Conversion of 1D Nb₂Se₉ Nanowires to 2D Conductive NbSe₂ via Hydrogen Annealing: Structural and Electrical Characterization

Van der Waals (vdW) materials, consisting of multiple layers held together by weak vdW forces, have garnered significant interest due to their tunable electronic, optical, and mechanical properties. In this study, a one-dimensional (1D) Nb₂Se₉ nanowire template, known for its p-type semiconductor characteristics, was synthesized and converted into a conductive NbSe₂ nanowire through hydrogen annealing. The conversion process, performed at 300 and 500 °C, maintained the wire morphology and passed through an intermediate NbSe₃ phase. Structural analysis confirmed the conversion, showing preferred orientation growth in the vdWs direction [002]. Raman and X-ray diffraction results indicated that residual Se in the material increased interlayer distances and caused stress in the out-of-plane direction. Electrical measurements demonstrated that the converted NbSe₂ exhibited metallic properties with linear I-V curves and ohmic contact.

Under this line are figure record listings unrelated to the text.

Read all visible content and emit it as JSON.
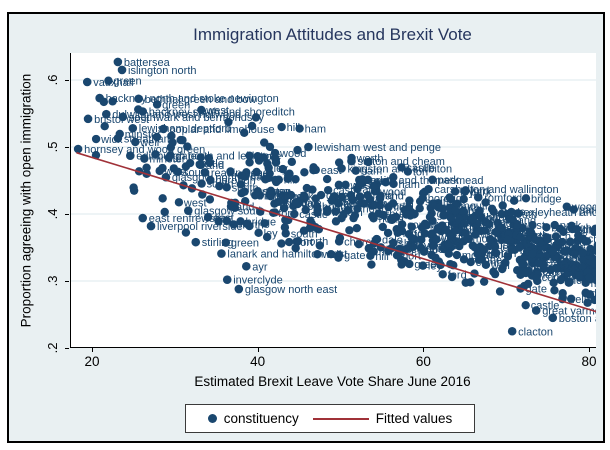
{
  "title": "Immigration Attitudes and Brexit Vote",
  "x_axis": {
    "label": "Estimated Brexit Leave Vote Share June 2016",
    "ticks": [
      20,
      40,
      60,
      80
    ],
    "min": 17.34,
    "max": 80.72
  },
  "y_axis": {
    "label": "Proportion agreeing with open immigration",
    "ticks": [
      {
        "value": 0.2,
        "label": ".2"
      },
      {
        "value": 0.3,
        "label": ".3"
      },
      {
        "value": 0.4,
        "label": ".4"
      },
      {
        "value": 0.5,
        "label": ".5"
      },
      {
        "value": 0.6,
        "label": ".6"
      }
    ],
    "top": 0.6403,
    "bottom": 0.2015
  },
  "legend": {
    "marker_label": "constituency",
    "line_label": "Fitted values"
  },
  "colors": {
    "marker": "#1a476f",
    "point_label_text": "#1a476f",
    "fit_line": "#a03138",
    "graph_bg": "#e9f0f2",
    "plot_bg": "#ffffff",
    "grid": "#dde9ec",
    "title": "#26365e",
    "border": "#000000"
  },
  "chart_data": {
    "type": "scatter",
    "series": [
      {
        "name": "constituency",
        "style": "navy-dots"
      },
      {
        "name": "Fitted values",
        "style": "maroon-line"
      }
    ],
    "x_range_shown": [
      17.34,
      80.72
    ],
    "y_range_shown": [
      0.2015,
      0.6403
    ],
    "grid": "horizontal-only",
    "legend_position": "bottom-center",
    "fitted_line": {
      "x1": 18.0,
      "y1": 0.4915,
      "x2": 80.8,
      "y2": 0.2541
    },
    "labeled_points": [
      {
        "name": "battersea",
        "x": 23.0,
        "y": 0.627
      },
      {
        "name": "islington north",
        "x": 23.5,
        "y": 0.615
      },
      {
        "name": "vauxhall",
        "x": 19.3,
        "y": 0.597
      },
      {
        "name": "hackney north and stoke newington",
        "x": 20.8,
        "y": 0.573
      },
      {
        "name": "bethnal green and bow",
        "x": 25.5,
        "y": 0.572
      },
      {
        "name": "dulwich and west norwood",
        "x": 21.6,
        "y": 0.549
      },
      {
        "name": "hackney south and shoreditch",
        "x": 26.0,
        "y": 0.553
      },
      {
        "name": "bristol west",
        "x": 19.4,
        "y": 0.542
      },
      {
        "name": "southwark and bermondsey",
        "x": 23.6,
        "y": 0.545
      },
      {
        "name": "lewisham, deptford",
        "x": 24.8,
        "y": 0.528
      },
      {
        "name": "poplar and limehouse",
        "x": 28.5,
        "y": 0.527
      },
      {
        "name": "streatham",
        "x": 23.0,
        "y": 0.513
      },
      {
        "name": "lewisham west and penge",
        "x": 46.0,
        "y": 0.5
      },
      {
        "name": "hornsey and wood green",
        "x": 18.2,
        "y": 0.497
      },
      {
        "name": "edinburgh north and leith",
        "x": 24.5,
        "y": 0.487
      },
      {
        "name": "sutton and cheam",
        "x": 51.2,
        "y": 0.479
      },
      {
        "name": "kingston and surbiton",
        "x": 50.0,
        "y": 0.468
      },
      {
        "name": "reading east",
        "x": 33.5,
        "y": 0.462
      },
      {
        "name": "glasgow north",
        "x": 28.8,
        "y": 0.455
      },
      {
        "name": "erith and thamesmead",
        "x": 53.2,
        "y": 0.451
      },
      {
        "name": "carshalton and wallington",
        "x": 60.5,
        "y": 0.437
      },
      {
        "name": "romford",
        "x": 66.5,
        "y": 0.425
      },
      {
        "name": "glasgow south",
        "x": 31.5,
        "y": 0.405
      },
      {
        "name": "bexleyheath and crayford",
        "x": 70.5,
        "y": 0.403
      },
      {
        "name": "east renfrewshire",
        "x": 26.0,
        "y": 0.394
      },
      {
        "name": "liverpool riverside",
        "x": 27.0,
        "y": 0.382
      },
      {
        "name": "stirling",
        "x": 32.4,
        "y": 0.358
      },
      {
        "name": "lanark and hamilton east",
        "x": 35.5,
        "y": 0.341
      },
      {
        "name": "ayr",
        "x": 38.5,
        "y": 0.322
      },
      {
        "name": "inverclyde",
        "x": 36.2,
        "y": 0.302
      },
      {
        "name": "glasgow north east",
        "x": 37.6,
        "y": 0.288
      },
      {
        "name": "great yarmouth",
        "x": 73.5,
        "y": 0.256
      },
      {
        "name": "boston and skegness",
        "x": 75.5,
        "y": 0.245
      },
      {
        "name": "clacton",
        "x": 70.6,
        "y": 0.225
      }
    ],
    "cloud": {
      "note": "dense mass of ~600 constituency points with overlapping unreadable name labels",
      "count": 600,
      "seed": 11,
      "x_min": 18,
      "x_max": 81,
      "x_skew": 0.5,
      "trend_intercept": 0.545,
      "trend_slope": -0.0027,
      "noise_base": 0.06,
      "noise_slope": -0.0004,
      "y_min": 0.215,
      "y_max": 0.625
    },
    "texture_fragments": [
      "north",
      "south",
      "east",
      "west",
      "and",
      "ham",
      "ton",
      "ford",
      "wood",
      "well",
      "field",
      "worth",
      "ley",
      "stone",
      "mouth",
      "bridge",
      "hill",
      "green",
      "park",
      "dale",
      "castle",
      "church",
      "port",
      "minster",
      "borough",
      "shire",
      "land",
      "gate",
      "combe",
      "wick"
    ]
  }
}
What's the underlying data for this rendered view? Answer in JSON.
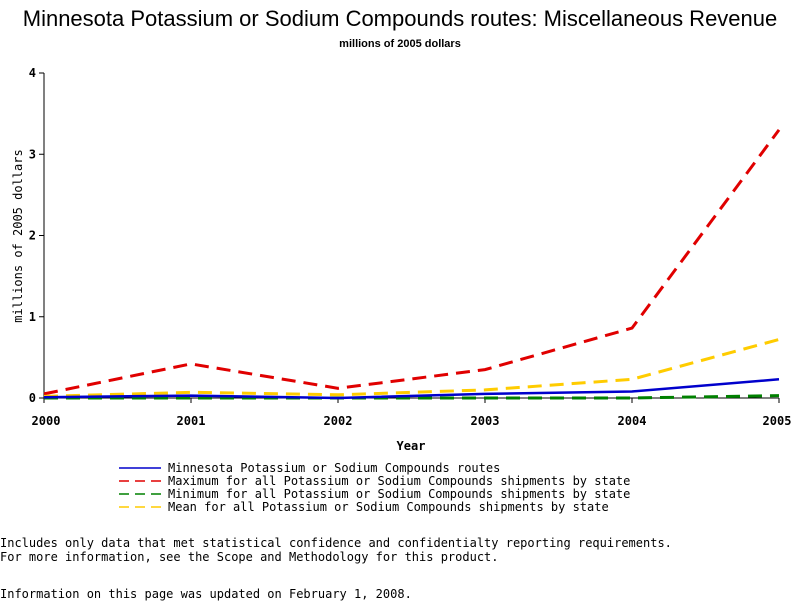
{
  "chart_data": {
    "type": "line",
    "title": "Minnesota Potassium or Sodium Compounds routes: Miscellaneous Revenue",
    "subtitle": "millions of 2005 dollars",
    "xlabel": "Year",
    "ylabel": "millions of 2005 dollars",
    "x": [
      2000,
      2001,
      2002,
      2003,
      2004,
      2005
    ],
    "x_tick_labels": [
      "2000",
      "2001",
      "2002",
      "2003",
      "2004",
      "2005"
    ],
    "ylim": [
      0,
      4
    ],
    "y_tick_labels": [
      "0",
      "1",
      "2",
      "3",
      "4"
    ],
    "grid": false,
    "legend_position": "bottom",
    "series": [
      {
        "name": "Minnesota Potassium or Sodium Compounds routes",
        "color": "#0000cc",
        "style": "solid",
        "values": [
          0.01,
          0.03,
          0.0,
          0.05,
          0.08,
          0.23
        ]
      },
      {
        "name": "Maximum for all Potassium or Sodium Compounds shipments by state",
        "color": "#e00000",
        "style": "dashed",
        "values": [
          0.05,
          0.42,
          0.12,
          0.35,
          0.86,
          3.3
        ]
      },
      {
        "name": "Minimum for all Potassium or Sodium Compounds shipments by state",
        "color": "#008000",
        "style": "dashed",
        "values": [
          0.0,
          0.0,
          0.0,
          0.0,
          0.0,
          0.03
        ]
      },
      {
        "name": "Mean for all Potassium or Sodium Compounds shipments by state",
        "color": "#ffcc00",
        "style": "dashed",
        "values": [
          0.02,
          0.07,
          0.04,
          0.1,
          0.23,
          0.72
        ]
      }
    ]
  },
  "footer": {
    "note_line1": "Includes only data that met statistical confidence and confidentialty reporting requirements.",
    "note_line2": "For more information, see the Scope and Methodology for this product.",
    "updated": "Information on this page was updated on February 1, 2008."
  }
}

The NbSe₂ nanowires converted at 300 °C exhibited superior performance, with a breakdown current density of 2.01 MA cm^-2, surpassing conventional nano metallic wire materials like Si, Cu, and SnO₂. This study highlights the potential of NbSe₂ nanowires for applications in nano devices, leveraging their high electrical conductivity and structural integrity maintained at low process temperatures suitable for back-end-of-line (BEOL) processes.